Forjados de madera

Entramado ligero

La función de los forjados de madera, dentro del sistema estructural de entramado ligero, es recibir cargas superficiales (su peso propio, el de los tabiques y la sobrecarga de uso), para transmitirlas a los extremos, en forma de cargas lineales sobre los muros.

Los forjados de madera también colaboran en la estabilidad de la estructura, rigidizando el conjunto en planos horizontales.

Los elementos principales son las viguetas que discurren en el sentido de la luz, pero requieren de elementos secundarios, dispuestos transversalmente, que son las viguetas de cabeza y los zoquetes.

Además de las líneas continuas de zoquetes, necesarias para evitar el vuelco de las viguetas, se colocan también zoquetes uniendo las dos viguetas extremas (zoquetes de borde), cuando la última apoya directamente sobre un entramado vertical, para evitar la diferencia de deformación entre ellas.

Los tableros estructurales aumentan la rigidez en el eje de las viguetas y evitan su pandeo, ya que arriostran la parte superior, que es la que está comprimida. La medida del tablero es muy importante porque su longitud va a ser la que determine la separación entre las viguetas, que será siempre divisible entre dicha longitud, para no desperdiciar material ni tiempo en cortes.

Deben contrapearse, de tal forma que no coincidan las juntas, para que los tramos exteriores, que son los más desfavorables, no tengan continuidad en sentido transversal y su efecto quede atenuado.
Los tableros permiten la transferencia de cargas de una vigueta a las contiguas, aumentando su resistencia un 10%, con respecto a la misma pieza considerada de forma aislada. Es lo que el CTE denomina Factor de carga compartida “ksys”.

La mayoría de tableros utilizados en forjados de madera son anisótropos, siendo su resistencia mayor en dirección longitudinal, por lo que siempre hay que disponerlos en dirección perpendicular a las viguetas. De esta manera, se consigue mayor resistencia y un mayor número de tramos del tablero interiores.

Tomemos como ejemplo un tablero de 120x240cm, apoyado sobre viguetas que equidistan 40cm: Si lo disponemos en la dirección de las viguetas, resultan 3 tramos, siendo 1 de ellos interior y 2 exteriores (33% de continuidad). Mientras que, en sentido transversal a las viguetas, resultan 6 tramos, siendo 4 de ellos interiores y 2 exteriores (67% de continuidad).

A ésto hay que añadir que la resistencia a flexión es aproximadamente el doble en dirección paralela a las fibras y la rigidez 2 veces y media superior.

Así pues, en sentido paralelo a las viguetas necesitaríamos un tablero de un 50% más de espesor (aproximadamente).
Se trata de una decisión de diseño, previa a ningún cálculo que permite ahorrar mucho material.

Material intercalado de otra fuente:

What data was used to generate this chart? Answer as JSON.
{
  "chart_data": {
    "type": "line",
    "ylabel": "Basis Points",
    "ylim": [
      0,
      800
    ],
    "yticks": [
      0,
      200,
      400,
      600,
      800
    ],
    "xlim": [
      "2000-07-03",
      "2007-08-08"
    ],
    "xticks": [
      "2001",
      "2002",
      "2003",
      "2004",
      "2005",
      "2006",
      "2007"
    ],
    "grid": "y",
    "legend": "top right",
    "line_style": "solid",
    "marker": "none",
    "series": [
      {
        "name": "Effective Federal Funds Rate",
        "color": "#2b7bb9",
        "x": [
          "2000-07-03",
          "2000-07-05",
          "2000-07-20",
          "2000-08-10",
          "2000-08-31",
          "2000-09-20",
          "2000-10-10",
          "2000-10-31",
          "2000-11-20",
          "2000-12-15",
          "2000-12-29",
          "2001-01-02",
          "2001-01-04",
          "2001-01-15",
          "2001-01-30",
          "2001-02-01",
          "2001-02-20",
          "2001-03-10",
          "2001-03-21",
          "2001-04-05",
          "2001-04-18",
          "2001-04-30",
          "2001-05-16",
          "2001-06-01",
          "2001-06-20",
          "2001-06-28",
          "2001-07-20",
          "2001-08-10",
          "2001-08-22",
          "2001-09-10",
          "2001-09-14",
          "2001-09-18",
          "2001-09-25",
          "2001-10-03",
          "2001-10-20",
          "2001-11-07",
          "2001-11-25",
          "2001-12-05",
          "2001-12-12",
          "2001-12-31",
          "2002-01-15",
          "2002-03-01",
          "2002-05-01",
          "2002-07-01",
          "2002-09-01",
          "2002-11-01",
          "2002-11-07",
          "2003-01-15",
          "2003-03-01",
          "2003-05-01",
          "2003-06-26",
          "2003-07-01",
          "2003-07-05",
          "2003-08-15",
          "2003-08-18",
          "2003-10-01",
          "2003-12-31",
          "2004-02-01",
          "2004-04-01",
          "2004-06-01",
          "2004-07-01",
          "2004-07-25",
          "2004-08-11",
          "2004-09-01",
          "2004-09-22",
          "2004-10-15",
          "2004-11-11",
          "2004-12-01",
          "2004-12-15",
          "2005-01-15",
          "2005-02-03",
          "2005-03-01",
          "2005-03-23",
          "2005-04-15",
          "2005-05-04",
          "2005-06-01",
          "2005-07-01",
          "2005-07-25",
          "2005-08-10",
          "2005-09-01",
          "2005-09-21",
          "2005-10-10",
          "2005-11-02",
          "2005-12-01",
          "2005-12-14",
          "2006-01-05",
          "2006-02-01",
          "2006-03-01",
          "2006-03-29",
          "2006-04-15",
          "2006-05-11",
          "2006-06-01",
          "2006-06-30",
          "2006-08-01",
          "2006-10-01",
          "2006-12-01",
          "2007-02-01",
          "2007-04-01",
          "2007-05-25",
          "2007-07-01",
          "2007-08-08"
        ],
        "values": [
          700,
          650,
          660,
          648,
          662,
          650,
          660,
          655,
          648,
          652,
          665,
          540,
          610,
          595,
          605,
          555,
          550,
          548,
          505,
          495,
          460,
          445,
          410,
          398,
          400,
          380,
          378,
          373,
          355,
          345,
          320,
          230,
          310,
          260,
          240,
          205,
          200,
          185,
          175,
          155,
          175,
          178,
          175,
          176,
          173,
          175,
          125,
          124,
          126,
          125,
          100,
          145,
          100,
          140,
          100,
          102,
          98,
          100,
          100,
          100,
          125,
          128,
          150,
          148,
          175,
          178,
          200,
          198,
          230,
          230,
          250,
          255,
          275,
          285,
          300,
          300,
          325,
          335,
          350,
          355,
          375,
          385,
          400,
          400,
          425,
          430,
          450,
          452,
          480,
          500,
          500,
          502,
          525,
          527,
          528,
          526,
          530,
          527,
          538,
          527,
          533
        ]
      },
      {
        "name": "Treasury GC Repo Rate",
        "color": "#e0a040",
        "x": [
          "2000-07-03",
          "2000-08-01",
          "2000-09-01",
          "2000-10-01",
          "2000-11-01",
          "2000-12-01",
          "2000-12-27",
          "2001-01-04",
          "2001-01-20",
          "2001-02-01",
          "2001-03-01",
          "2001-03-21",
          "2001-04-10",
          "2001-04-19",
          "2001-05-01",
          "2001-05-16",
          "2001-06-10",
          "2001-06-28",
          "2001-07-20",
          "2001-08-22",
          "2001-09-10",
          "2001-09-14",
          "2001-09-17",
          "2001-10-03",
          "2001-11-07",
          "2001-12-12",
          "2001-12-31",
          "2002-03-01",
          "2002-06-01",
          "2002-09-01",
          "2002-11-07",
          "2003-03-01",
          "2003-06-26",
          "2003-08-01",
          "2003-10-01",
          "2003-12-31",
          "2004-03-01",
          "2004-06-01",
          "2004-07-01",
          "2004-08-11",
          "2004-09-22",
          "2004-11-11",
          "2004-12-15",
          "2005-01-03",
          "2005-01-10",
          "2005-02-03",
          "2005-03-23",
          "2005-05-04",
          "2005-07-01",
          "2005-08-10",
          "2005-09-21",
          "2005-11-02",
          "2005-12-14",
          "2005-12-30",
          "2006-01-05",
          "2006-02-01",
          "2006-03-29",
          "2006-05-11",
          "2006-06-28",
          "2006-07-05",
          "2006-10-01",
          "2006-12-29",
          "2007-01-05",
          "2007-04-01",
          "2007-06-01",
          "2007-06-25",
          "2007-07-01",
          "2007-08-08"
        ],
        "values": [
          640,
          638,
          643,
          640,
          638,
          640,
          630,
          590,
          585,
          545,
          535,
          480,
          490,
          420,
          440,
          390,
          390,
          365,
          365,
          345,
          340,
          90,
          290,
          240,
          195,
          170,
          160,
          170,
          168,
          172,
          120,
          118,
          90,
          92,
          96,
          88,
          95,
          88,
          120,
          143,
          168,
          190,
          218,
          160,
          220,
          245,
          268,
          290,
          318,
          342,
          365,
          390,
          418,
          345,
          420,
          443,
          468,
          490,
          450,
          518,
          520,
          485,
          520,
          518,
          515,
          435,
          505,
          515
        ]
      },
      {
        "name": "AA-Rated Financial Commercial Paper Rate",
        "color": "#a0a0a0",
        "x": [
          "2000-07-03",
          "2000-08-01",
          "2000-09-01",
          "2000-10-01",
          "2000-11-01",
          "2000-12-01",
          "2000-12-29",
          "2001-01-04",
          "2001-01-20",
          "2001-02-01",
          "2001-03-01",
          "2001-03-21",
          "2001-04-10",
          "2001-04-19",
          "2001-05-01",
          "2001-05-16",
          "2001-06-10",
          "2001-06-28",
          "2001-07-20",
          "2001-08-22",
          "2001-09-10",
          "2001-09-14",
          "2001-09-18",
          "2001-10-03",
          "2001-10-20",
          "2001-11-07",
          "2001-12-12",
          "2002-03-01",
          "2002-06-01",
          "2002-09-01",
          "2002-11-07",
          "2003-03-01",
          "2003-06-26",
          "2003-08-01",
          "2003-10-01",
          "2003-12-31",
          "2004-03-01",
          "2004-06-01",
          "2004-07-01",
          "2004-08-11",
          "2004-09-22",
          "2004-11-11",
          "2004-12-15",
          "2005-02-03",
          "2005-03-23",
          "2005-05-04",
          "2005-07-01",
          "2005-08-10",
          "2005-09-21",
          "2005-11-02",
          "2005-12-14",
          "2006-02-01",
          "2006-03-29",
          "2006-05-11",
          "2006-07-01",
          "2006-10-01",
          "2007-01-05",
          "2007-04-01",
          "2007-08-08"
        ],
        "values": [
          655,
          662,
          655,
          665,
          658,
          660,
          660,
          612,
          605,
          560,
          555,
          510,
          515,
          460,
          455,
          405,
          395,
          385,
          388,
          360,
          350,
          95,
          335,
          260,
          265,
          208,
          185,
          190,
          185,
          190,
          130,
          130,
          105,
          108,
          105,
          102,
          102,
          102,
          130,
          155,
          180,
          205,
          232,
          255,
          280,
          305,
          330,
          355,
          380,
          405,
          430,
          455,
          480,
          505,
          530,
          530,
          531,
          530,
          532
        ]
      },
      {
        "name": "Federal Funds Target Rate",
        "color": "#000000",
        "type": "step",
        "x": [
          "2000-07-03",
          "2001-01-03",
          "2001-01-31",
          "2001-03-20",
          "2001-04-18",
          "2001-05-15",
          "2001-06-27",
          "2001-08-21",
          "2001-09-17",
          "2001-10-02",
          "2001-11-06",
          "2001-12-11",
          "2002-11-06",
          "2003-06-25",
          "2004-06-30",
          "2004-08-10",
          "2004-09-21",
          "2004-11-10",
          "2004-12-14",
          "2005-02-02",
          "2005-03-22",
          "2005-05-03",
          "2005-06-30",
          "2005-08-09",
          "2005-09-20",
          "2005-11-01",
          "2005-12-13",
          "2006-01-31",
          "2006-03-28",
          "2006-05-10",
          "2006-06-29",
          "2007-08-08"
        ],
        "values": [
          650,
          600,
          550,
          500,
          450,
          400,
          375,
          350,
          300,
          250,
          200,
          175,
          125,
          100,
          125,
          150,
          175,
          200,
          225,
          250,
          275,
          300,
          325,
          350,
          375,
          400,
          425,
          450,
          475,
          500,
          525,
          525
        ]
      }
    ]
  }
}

Es muy útil la elaboración de las tablas de cálculo que contemplen toda la casuística que pude presentarse en forjados de madera en viviendas. Para ello, hay que establecer unas bases de cálculo:

Se considera un comportamiento solidario de los tableros, para lo cual es necesario que estén conectados en sentido transversal, mediante machiembrado o grapas de conexión.
Los tableros se colocan siempre en dirección perpendicular a las viguetas, ya que se consigue un número mayor de tramos interiores. Además, los tableros OSB y los contrachapados son anisótropos, siendo su resistencia y su rigidez muy superiores colocándolos perpendiculares a las viguetas.
Los tableros se colocan siempre contrapeados, de tal forma que no hay continuidad entre las juntas en sentido transversal, atenuando el efecto negativo de los tramos exteriores.
En el extremo del forjado, que es el único tramo que no puede tener continuidad, se disminuye la distancia entre viguetas, para compensar (o se enzoquetan las dos primeras viguetas como hemos visto).

El cálculo se hace así de forma global, sin que domine la situación más desfavorable y beneficiando la continuidad sobre los apoyos, que indiscutiblemente favorece el comportamiento del forjado.
La tabla adjunta es para tableros OSB-2 de 2500mm de longitud y espesores de 6 a 25mm. Contempla el índice de agotamiento para cada espesor de tablero, para diferentes pesos propios de forjado (de 0,5 a 2,5kN/m2) y para cada intereje de viguetas sobre las que se apoya, que es siempre divisor de la longitud del tablero. De esta forma es sencillo elegir soluciones estructurales con suficiente seguridad, siendo siempre más rentables cuanto más se apuren las condiciones del tablero (color rojo). No obstante, la rentabilidad hay que analizarla en conjunto con el dimensionamiento de las viguetas.

El cálculo contempla tanto Estado Límite Último (ELU) como Estado Límite de Servicio (ELS), siendo este último el que manda en casi todos los casos.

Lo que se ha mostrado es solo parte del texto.